Borrowing from your SSN example, let's say that your client tells you the main way they identify customers is through the SSN, and you go by that, and then there's a case of identity theft and the customer's SSN number has to be changed? Now you've got potentially thousands of records with a bad primary key that you have to change (and mitigate constraint issues as well). What if privacy issues require the company dropping SSN's as an identifier, and now the company will be forbidden from asking customers their SSN's? You'll no longer be able to generate primary keys compatible with the same ones used before.
What truly separates a good DBA from a bad one is the good DBA's ability to anticipate change, design for change, insulate existing stuff from change, and basically save the client from any flaws in their own conceptual model (while making it look like they've followed the client's conceptual model to the letter). A bad DBA simply trusts whatever his client says and believes it to be correct and forever immutable.
Ergonomica Auctorita Illico!
You are completely incorrect.
If your domain model describes the way an actor finds an entry is by Order# and Line#, that should in no way, shape, or form decree what your technical artifacts look like.
The correct thing to do in that case is to have a unique, opaque, identity key (numeric or guid, just so long as its unrelated to the record data, and has no additional meaning beyond the unique value of that record).
Then you can also add unique constraints or indexes to the composite key, and/or you can enforce that unique constraint in the application.

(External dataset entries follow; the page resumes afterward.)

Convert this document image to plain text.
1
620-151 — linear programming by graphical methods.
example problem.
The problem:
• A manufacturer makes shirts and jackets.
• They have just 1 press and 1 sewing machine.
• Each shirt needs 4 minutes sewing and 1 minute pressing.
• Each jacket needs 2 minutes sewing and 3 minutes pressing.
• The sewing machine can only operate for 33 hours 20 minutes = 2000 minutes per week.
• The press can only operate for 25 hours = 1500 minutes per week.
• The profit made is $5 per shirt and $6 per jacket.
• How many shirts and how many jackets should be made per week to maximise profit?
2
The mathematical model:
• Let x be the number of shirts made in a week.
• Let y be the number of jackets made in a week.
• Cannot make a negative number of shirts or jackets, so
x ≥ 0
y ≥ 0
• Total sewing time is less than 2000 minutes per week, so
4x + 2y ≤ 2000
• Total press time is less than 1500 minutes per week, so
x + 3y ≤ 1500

Or both, for the smart ones.
But you need to have a unique way to identify the record THAT IS NOT SUBJECT TO CHANGE. In your example, you could re-order the lines, or one line could have been a mistake and you need to move it to a different order.
If you've used composite keys on order# and line#, then you've got alot of cleanup work to do after your change.
If you've used proper opaque identity keys, then you just change the data, and there are no side effects.
Since in that case your joins are also done on the identity keys, your relatinoships are stable even when you change order# or line#.
The SSN one is even worse. I can guarantee you that if you do that, someone will have the wrong SSN, and it will need to be changed in your data.
If you've used SSN as the primary key, then its a pain in the ass, and you have to do data integrity cleanup.
If you've used a proper opaque identity key, then you just change the SSN, and there are no side effects.
This is stuff you learn the first time you write an app as a junior developer without a mentor, and use SSN as a key. A year or two later you come to regret it, and the lesson is learned for a lifetime.